IBM's third-place ranking in servers shipped -- it put an estimated 239,000 machines in companies during the second quarter -- was a sign of only temporary weakness, said McLaughlin. "IBM didn't have a good quarter because people were waiting for the Power 5 lines," he said, referring to the new processor which debuted in May.

"We should see a lot of sales from IBM in the next couple of quarters," McLaughlin added, because of the demand for P5-based servers and other technologies-- particularly it's virtualization engine that lets users slice and dice each physical processor into as many as 10 "virtual" machines -- start showing up in the sales column.

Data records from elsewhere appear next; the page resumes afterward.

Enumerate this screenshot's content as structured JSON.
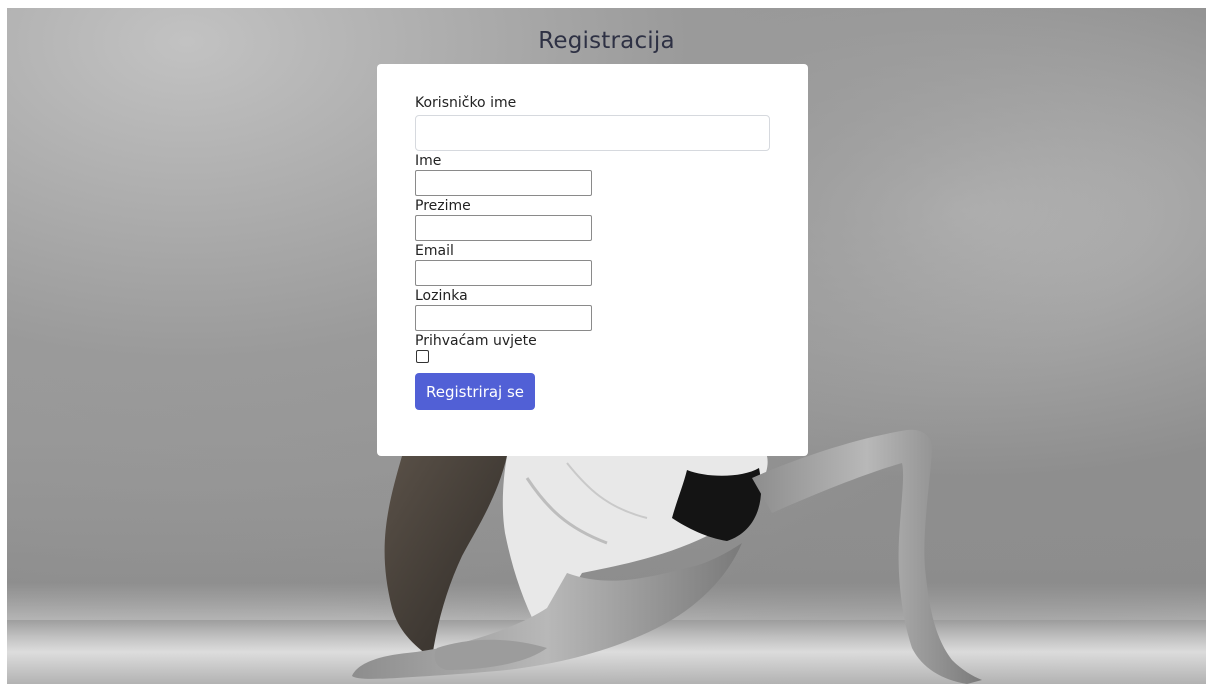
{
  "page": {
    "title": "Registracija"
  },
  "form": {
    "username": {
      "label": "Korisničko ime",
      "value": ""
    },
    "first_name": {
      "label": "Ime",
      "value": ""
    },
    "last_name": {
      "label": "Prezime",
      "value": ""
    },
    "email": {
      "label": "Email",
      "value": ""
    },
    "password": {
      "label": "Lozinka",
      "value": ""
    },
    "terms": {
      "label": "Prihvaćam uvjete",
      "checked": false
    },
    "submit_label": "Registriraj se"
  },
  "colors": {
    "accent": "#5160d6",
    "title_text": "#2e3144",
    "card_background": "#ffffff"
  }
}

"Absolutely, IBM has a leg up here," said McLaughlin.Among the trends McLaughlin spotted in his data is a huge increase in the sales of servers based on x86-64 processors like Intel's Itanium and AMD's Opteron. The 64-bit processor server market grew by an astounding 2,183 percent year-to-year. "This is going to be an interesting competition to watch," said McLaughlin.

Servers based on 32-bit x86 CPUs, however, remain the biggest sellers, and accounted for almost half of the quarter's revenues.

Ditto for Windows, the most popular server operating system. More than 34 percent of all systems run Windows, while Linux accounted for just under 10 percent.

Gartner rolls out server sales -- revenues and units shipped -- each quarter.